Why ds.expect() vs filter() or Expressions API?

While filter() and the expressions API are powerful for data transformations, ds.expect() serves a different purpose focused on data quality validation and enterprise SLA requirements:

Key Differences:

  1. Quarantine Workflows: filter() only returns passing rows, while expect() returns both passed_ds and failed_ds, enabling automated quarantine workflows where invalid data is preserved for investigation rather than discarded.

  2. Validation Results: expect() provides rich validation metadata (ExpectationResult) including pass/fail status, failure counts, execution time, and descriptive messages—essential for monitoring, alerting, and compliance reporting.

  3. Enterprise SLAs: expect() uniquely supports execution time constraints, enabling Ray Data to monitor execution time and halt processing if SLA requirements are exceeded.

  4. Batch-Level Validation: Unlike filter() which operates row-by-row, expect() validates entire batches and provides aggregate statistics, making it more efficient for data quality checks across large datasets.

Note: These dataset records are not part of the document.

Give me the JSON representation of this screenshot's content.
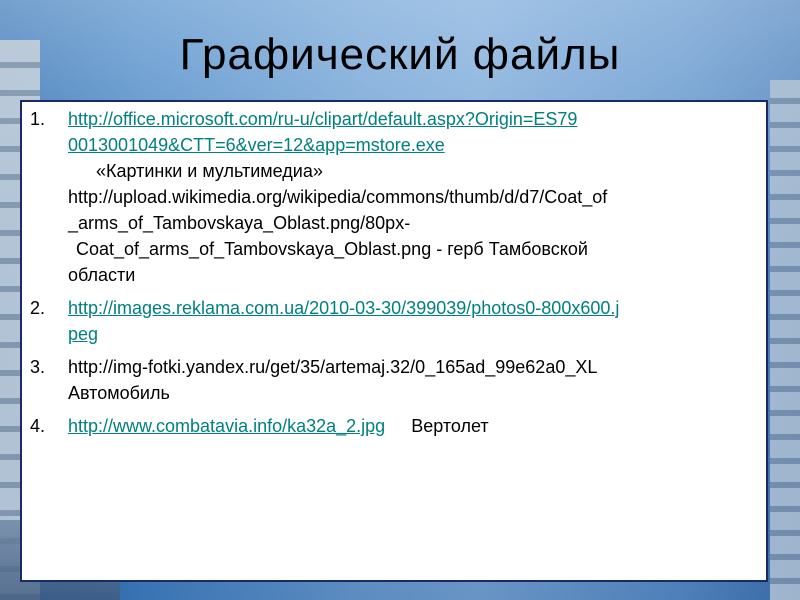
{
  "title": "Графический файлы",
  "items": [
    {
      "number": "1.",
      "link1_line1": "http://office.microsoft.com/ru-u/clipart/default.aspx?Origin=ES79",
      "link1_line2": "0013001049&CTT=6&ver=12&app=mstore.exe",
      "caption1": "«Картинки и мультимедиа»",
      "link2_line1": "http://upload.wikimedia.org/wikipedia/commons/thumb/d/d7/Coat_of",
      "link2_line2": "_arms_of_Tambovskaya_Oblast.png/80px-",
      "caption2_line1": "Coat_of_arms_of_Tambovskaya_Oblast.png - герб Тамбовской",
      "caption2_line2": "области"
    },
    {
      "number": "2.",
      "link_line1": "http://images.reklama.com.ua/2010-03-30/399039/photos0-800x600.j",
      "link_line2": "peg"
    },
    {
      "number": "3.",
      "text_line1": "http://img-fotki.yandex.ru/get/35/artemaj.32/0_165ad_99e62a0_XL",
      "text_line2": "Автомобиль"
    },
    {
      "number": "4.",
      "link": "http://www.combatavia.info/ka32a_2.jpg",
      "caption": "Вертолет"
    }
  ],
  "colors": {
    "link": "#008080",
    "panel_border": "#1a2a66",
    "background": "#6ea0d2"
  }
}
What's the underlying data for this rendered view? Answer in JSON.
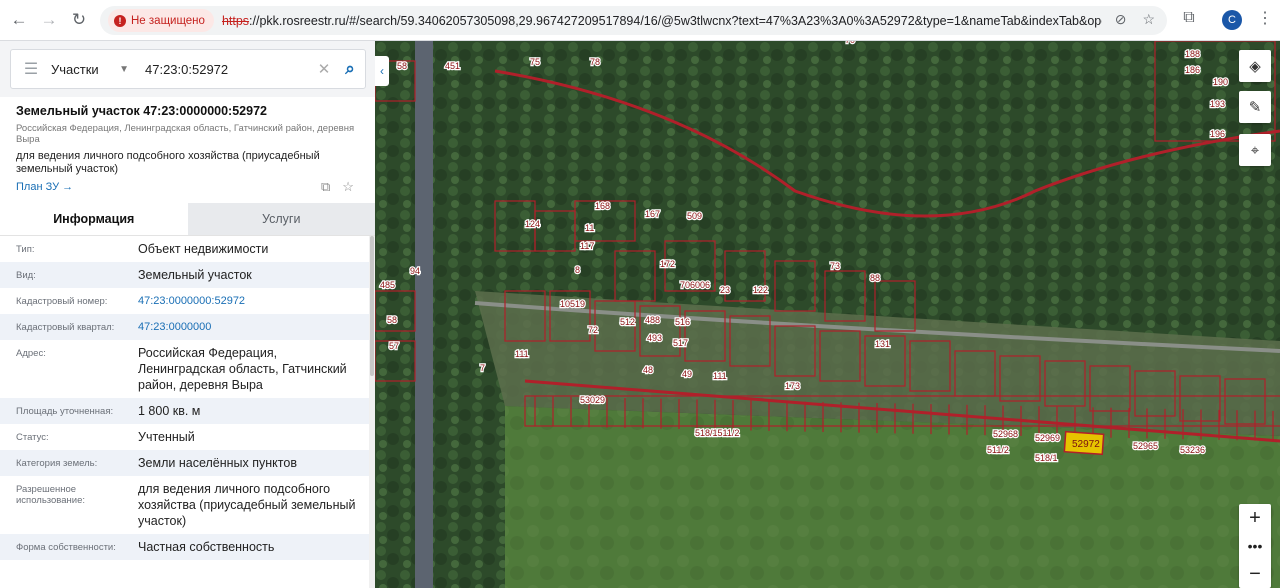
{
  "browser": {
    "security_label": "Не защищено",
    "url_scheme": "https",
    "url_rest": "://pkk.rosreestr.ru/#/search/59.34062057305098,29.967427209517894/16/@5w3tlwcnx?text=47%3A23%3A0%3A52972&type=1&nameTab&indexTab&opened=47%3...",
    "profile_initial": "C"
  },
  "search": {
    "type_label": "Участки",
    "query": "47:23:0:52972"
  },
  "object": {
    "title": "Земельный участок 47:23:0000000:52972",
    "address_short": "Российская Федерация, Ленинградская область, Гатчинский район, деревня Выра",
    "use": "для ведения личного подсобного хозяйства (приусадебный земельный участок)",
    "plan_link": "План ЗУ →"
  },
  "tabs": [
    {
      "label": "Информация"
    },
    {
      "label": "Услуги"
    }
  ],
  "info_rows": [
    {
      "key": "Тип:",
      "value": "Объект недвижимости"
    },
    {
      "key": "Вид:",
      "value": "Земельный участок"
    },
    {
      "key": "Кадастровый номер:",
      "value": "47:23:0000000:52972"
    },
    {
      "key": "Кадастровый квартал:",
      "value": "47:23:0000000"
    },
    {
      "key": "Адрес:",
      "value": "Российская Федерация, Ленинградская область, Гатчинский район, деревня Выра"
    },
    {
      "key": "Площадь уточненная:",
      "value": "1 800 кв. м"
    },
    {
      "key": "Статус:",
      "value": "Учтенный"
    },
    {
      "key": "Категория земель:",
      "value": "Земли населённых пунктов"
    },
    {
      "key": "Разрешенное использование:",
      "value": "для ведения личного подсобного хозяйства (приусадебный земельный участок)"
    },
    {
      "key": "Форма собственности:",
      "value": "Частная собственность"
    }
  ],
  "map": {
    "highlight_label": "52972",
    "parcel_labels": [
      "58",
      "451",
      "75",
      "78",
      "70",
      "188",
      "186",
      "190",
      "193",
      "196",
      "168",
      "167",
      "509",
      "124",
      "11",
      "117",
      "8",
      "94",
      "172",
      "706006",
      "23",
      "122",
      "73",
      "88",
      "485",
      "10519",
      "72",
      "512",
      "488",
      "516",
      "493",
      "517",
      "58",
      "57",
      "111",
      "7",
      "48",
      "49",
      "111",
      "173",
      "131",
      "53029",
      "518/1511/2",
      "52968",
      "52969",
      "52965",
      "53236",
      "511/2",
      "518/1"
    ],
    "colors": {
      "parcel_border": "#b0202a",
      "highlight_fill": "#e6c400",
      "label_bg": "#ffffff"
    }
  }
}
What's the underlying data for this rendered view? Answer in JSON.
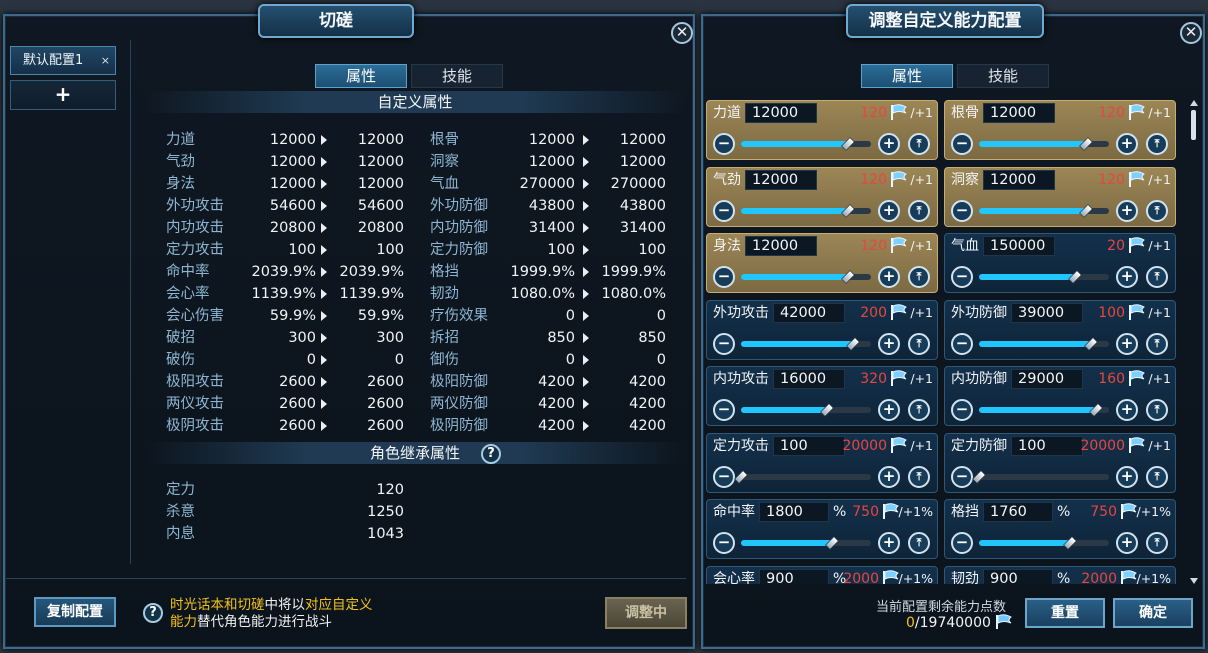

  5. Declarative Validation: expect() provides a clean, declarative API for expressing data quality rules that integrates seamlessly with Ray Data's expression system.

Use Cases:

  • Data Quality Monitoring: Validate data pipelines and automatically route invalid records to quarantine for investigation
  • SLA Compliance: Ensure jobs complete within time constraints with automatic execution monitoring
  • Compliance & Auditing: Track validation results with detailed metadata for regulatory requirements
  • Pipeline Reliability: Catch data quality issues early with clear error messages and failure reporting

In essence, filter() transforms data, while expect() validates and monitors it—two complementary operations that serve different needs in production data pipelines.

Usage Examples:

import ray
from ray.data.expectations import expect
from ray.data.expressions import col

# Simple expression-based validation (most common)
ds = ray.data.from_items([{"value": 1}, {"value": 2}, {"value": -1}])
passed_ds, failed_ds, result = ds.expect(expr=col("value") > 0)
print(result.passed)  # False
print(failed_ds.take_all())  # [{'value': -1}]

# Quarantine workflows
raw_ds = ray.data.from_items([{"user_id": 1, "score": 95}, {"user_id": 2, "score": -5}])
valid_ds, invalid_ds, result = raw_ds.expect(expr=col("score") >= 0)
valid_ds.write_parquet("s3://bucket/valid/")
invalid_ds.write_parquet("s3://bucket/quarantine/")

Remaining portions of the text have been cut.